Chyba jest mi dziwnie, bo zawsze miałam połączoną 1 dużą partię z 1 małą, a tu wszystko takie malutkie..  😉
Najpierw robie na jeden miesien, potem na drugi, przerwe mam 20 sek 🙂 Na razie nie moge powiedziec o efektach, bo jade tak dopiero tydzien, czyli zrobilam taki trening caly jeden 😁 Dam znac za miesiac- z najlepiej za dwa, ale tez mega srednio do tego podchodze 😁 Ha, ale teraz mi razniej 😍 :kwiatek:
Wichurkowa   Never say never...
07 marca 2016 10:04
Ja tylko kilka razy moalam polaczony bicek+tricek w super seriach,  a tak to cały czas robie bicepsa z klatką a trica z barkami.
I dzis wieczorem pierwszy trening nowego planu! 🏇 że aż nawet do pracy zapakowalam zamiast drożdżówek ,bułek, batoników miałam kurczaka+warzywka+ryż!  😁
Wichurkowa, uuuuuu, brawo! 😁 😅 No, koniecznie napisz jak trening w nowej odslonie 😍

Najgorszy posilek za mna, obym i dzisiaj nie byla po nim glodna 😵 A w ogole to zaraz obklejam moj kochany zeszyt z zapiskami nowym planem, bo wciaz mi wypadaja kartki z treningami. Licze, ze za tydzien juz zlapie kolejnosc.
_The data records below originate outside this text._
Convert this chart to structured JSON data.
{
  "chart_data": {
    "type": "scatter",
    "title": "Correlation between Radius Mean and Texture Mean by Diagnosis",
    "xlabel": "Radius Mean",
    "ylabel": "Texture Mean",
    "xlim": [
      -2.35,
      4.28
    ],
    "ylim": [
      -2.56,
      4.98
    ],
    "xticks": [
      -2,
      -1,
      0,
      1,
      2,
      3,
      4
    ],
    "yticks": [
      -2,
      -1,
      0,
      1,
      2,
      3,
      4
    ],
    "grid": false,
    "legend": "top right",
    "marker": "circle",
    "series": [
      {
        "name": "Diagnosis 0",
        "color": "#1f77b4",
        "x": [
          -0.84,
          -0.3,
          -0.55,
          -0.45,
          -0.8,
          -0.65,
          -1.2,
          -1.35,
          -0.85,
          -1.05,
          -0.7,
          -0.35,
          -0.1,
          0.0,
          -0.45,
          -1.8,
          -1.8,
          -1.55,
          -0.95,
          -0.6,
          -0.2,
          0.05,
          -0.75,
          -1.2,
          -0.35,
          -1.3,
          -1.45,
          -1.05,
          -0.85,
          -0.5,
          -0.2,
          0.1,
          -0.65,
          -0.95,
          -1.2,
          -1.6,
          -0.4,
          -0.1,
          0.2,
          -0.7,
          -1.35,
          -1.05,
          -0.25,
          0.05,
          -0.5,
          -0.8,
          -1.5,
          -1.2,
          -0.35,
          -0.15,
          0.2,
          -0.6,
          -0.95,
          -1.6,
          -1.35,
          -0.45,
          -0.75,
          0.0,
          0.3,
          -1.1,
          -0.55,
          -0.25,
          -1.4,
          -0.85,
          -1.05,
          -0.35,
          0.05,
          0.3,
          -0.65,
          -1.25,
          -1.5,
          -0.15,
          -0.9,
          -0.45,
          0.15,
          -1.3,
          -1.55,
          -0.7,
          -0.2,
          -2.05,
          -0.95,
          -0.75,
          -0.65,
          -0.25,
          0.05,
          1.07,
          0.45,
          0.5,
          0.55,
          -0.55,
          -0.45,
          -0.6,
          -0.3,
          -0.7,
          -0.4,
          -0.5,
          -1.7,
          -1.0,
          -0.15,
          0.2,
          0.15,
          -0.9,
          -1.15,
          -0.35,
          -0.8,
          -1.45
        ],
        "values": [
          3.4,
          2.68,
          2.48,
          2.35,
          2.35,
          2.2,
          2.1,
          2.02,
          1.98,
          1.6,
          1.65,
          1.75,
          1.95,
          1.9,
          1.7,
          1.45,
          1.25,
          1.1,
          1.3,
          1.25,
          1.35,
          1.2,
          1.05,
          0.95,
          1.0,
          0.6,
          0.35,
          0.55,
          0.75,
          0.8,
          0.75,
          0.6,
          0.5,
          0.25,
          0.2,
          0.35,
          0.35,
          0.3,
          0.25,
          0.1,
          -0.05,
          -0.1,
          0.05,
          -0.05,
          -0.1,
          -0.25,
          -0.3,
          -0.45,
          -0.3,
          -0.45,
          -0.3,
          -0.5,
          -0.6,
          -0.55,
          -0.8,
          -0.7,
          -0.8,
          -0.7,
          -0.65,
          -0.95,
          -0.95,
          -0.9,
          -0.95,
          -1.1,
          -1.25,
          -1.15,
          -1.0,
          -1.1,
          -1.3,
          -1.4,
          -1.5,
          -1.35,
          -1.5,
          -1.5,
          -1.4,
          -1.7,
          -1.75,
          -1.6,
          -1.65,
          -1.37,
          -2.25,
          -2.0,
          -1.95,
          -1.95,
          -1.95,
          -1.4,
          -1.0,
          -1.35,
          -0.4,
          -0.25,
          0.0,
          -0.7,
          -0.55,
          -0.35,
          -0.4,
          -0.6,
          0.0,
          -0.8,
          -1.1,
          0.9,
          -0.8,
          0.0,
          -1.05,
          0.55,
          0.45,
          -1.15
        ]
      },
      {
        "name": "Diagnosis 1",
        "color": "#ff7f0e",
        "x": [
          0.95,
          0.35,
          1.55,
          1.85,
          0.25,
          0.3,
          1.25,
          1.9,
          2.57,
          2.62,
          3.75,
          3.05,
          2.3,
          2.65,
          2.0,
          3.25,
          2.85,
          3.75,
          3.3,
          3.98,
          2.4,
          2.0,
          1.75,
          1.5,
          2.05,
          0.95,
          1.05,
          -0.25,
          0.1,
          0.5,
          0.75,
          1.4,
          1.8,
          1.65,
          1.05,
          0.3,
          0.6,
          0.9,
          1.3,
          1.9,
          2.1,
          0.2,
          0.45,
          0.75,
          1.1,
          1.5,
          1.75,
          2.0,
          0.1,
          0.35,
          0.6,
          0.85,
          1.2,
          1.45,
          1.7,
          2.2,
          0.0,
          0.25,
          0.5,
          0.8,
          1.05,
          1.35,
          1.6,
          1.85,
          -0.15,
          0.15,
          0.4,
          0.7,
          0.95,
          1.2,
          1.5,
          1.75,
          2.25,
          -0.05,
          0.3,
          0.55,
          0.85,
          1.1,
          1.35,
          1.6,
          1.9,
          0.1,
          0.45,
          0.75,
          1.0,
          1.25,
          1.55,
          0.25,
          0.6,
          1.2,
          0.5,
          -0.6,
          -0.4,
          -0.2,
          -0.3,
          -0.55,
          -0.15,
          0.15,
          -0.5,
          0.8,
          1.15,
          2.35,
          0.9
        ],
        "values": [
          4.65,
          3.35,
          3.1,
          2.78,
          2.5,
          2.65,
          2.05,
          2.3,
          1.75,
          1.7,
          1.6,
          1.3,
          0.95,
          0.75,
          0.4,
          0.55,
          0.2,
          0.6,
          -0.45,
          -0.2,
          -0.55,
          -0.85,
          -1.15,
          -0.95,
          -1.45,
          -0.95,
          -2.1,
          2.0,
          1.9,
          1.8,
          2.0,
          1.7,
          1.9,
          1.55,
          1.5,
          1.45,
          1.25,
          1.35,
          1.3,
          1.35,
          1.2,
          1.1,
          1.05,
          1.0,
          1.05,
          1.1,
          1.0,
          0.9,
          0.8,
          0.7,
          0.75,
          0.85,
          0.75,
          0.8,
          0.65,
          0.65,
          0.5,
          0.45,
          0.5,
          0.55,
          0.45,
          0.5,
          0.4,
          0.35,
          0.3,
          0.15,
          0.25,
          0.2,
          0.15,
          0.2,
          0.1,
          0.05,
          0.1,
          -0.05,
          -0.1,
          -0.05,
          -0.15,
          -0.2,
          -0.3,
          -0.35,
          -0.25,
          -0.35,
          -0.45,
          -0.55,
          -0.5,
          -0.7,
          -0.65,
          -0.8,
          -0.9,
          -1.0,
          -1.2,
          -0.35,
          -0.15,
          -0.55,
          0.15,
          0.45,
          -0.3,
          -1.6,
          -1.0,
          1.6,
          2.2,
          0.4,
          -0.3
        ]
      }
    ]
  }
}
Dzisiaj karna siłka za sobotę po południu. Pomysłu nie mam, na pewno sobie trzasnę bieżnię, żeby jutro robić same siłowe.
Pokusiłam się o wyliczenie ilości smalcu z kalkulatora i... mam nadwagę prawie. Wzrost 168 cm, obecna waga 64 kg i jakoś tak nie spodziewałam sie aż 28% smalcu  😵 W tym tyg kończymy remont i zacznę znowu ćwiczyć - pewnie będę po przerwie na pysk padać.